Music in triplet *and* "straight" time

First off, let me define the terms I use:

Straight time is “1 and 2 and 3 and 4 and…” The beats are perfectly halved, such that each “and” is smack-dab in the middle. It sounds more rigid than triplet time.

Triplet time is “1 and uh 2 and uh 3 and uh 4 and uh…” The beats are divided into thirds, so the “and” is no longer at the midway point (subdivisions of 33.3%). It sounds bouncier than straight time. Swing and shuffle rhythms are based on triplet time: “1 (and) uh 2 (and) uh 3 (and) uh 4 (and) uh…”

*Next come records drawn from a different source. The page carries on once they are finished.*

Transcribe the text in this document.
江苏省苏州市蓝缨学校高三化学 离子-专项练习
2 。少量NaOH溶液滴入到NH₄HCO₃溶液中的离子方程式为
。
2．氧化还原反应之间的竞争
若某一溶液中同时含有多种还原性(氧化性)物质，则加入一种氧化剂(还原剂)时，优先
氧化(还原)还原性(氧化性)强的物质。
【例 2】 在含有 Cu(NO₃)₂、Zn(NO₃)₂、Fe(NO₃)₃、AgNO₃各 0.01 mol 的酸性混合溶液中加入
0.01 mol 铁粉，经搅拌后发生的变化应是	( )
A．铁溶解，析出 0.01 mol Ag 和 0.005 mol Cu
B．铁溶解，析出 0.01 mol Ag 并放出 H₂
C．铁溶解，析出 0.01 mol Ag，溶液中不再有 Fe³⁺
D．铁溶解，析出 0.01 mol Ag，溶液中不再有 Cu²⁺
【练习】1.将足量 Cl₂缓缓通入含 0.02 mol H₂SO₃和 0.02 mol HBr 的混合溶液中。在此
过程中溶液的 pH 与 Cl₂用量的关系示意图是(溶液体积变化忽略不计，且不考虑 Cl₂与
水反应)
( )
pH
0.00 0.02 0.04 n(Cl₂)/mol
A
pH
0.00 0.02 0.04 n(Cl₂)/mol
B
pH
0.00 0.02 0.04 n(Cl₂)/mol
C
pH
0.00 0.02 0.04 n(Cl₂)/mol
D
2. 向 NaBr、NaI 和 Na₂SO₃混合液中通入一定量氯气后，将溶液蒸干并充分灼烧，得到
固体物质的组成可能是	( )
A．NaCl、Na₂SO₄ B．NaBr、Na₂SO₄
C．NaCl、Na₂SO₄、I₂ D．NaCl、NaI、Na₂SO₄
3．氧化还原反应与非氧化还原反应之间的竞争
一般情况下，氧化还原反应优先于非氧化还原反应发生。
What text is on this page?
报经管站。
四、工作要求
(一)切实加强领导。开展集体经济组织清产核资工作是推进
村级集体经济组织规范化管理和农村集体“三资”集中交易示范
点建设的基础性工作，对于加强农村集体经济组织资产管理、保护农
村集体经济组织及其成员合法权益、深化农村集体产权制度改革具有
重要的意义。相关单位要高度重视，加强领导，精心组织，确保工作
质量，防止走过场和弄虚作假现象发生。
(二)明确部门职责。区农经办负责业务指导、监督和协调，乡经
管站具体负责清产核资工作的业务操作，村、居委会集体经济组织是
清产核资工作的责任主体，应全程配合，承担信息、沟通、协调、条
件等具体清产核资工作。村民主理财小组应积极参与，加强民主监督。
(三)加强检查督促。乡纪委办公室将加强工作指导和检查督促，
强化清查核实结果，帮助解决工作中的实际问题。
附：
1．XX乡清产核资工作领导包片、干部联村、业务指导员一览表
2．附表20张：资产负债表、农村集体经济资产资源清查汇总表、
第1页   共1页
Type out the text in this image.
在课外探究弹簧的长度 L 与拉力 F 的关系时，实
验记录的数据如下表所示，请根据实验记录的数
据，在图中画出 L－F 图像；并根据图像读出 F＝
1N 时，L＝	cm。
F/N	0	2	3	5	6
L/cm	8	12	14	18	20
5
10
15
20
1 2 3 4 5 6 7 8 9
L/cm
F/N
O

So, here’s my post: Most popular music is one or the other, but some well-known songs feature both.

For example, the first half of CSNY’s “Carry On” is in triplet time and the second half is in straight time:

Led Zeppelin’s “Down by the Seaside” starts in triplet time and has sections in straight time (one is at 2:08):

Can you Dopers think of any more well-known songs like these? Obscure instrumentals are fine, too. Whatever you want to post. Time signatures, too, but it’s not the point.

As far as I’m concerned, “Penny Lane” (triplet) and “Strawberry Fields” (straight) very nearly fit the bill. Two individual songs separated by a fraction of an inch of vinyl, but I like to think they came from the same time and place.

Time signatures are exactly what you are talking about.


By coincidence, I fell asleep last night analyzing in my head the Grateful Dead song “Wharf Rst,” and it’s a perfect example:

A section: 4/4 time (after the intro, 24 measures, of 10 plus 10 plus 4; each ten is 4 plus 2 plus 4). The I key (major tonic), with lots of sus2 (prefiguring the ii of the C section).

Repeat A section (truncate last measure, as the perspective switched from the listener to the bum).

B section: 9/8 time — a slow slip jig (3 plus 3 plus 3). 8 measures, the last one very truncated. starting pianissimo. In the tonic, with lots of V

C section: 4/4 time, forte (“I’ll get up and fly away”), 2 measures of intro plus 6 more — 4 plus 2 (I think the fourth ludirle is 3/4). In the ii (minor) key,

Repeat A.

Here we go. :roll_eyes: C’mon, gimme an example.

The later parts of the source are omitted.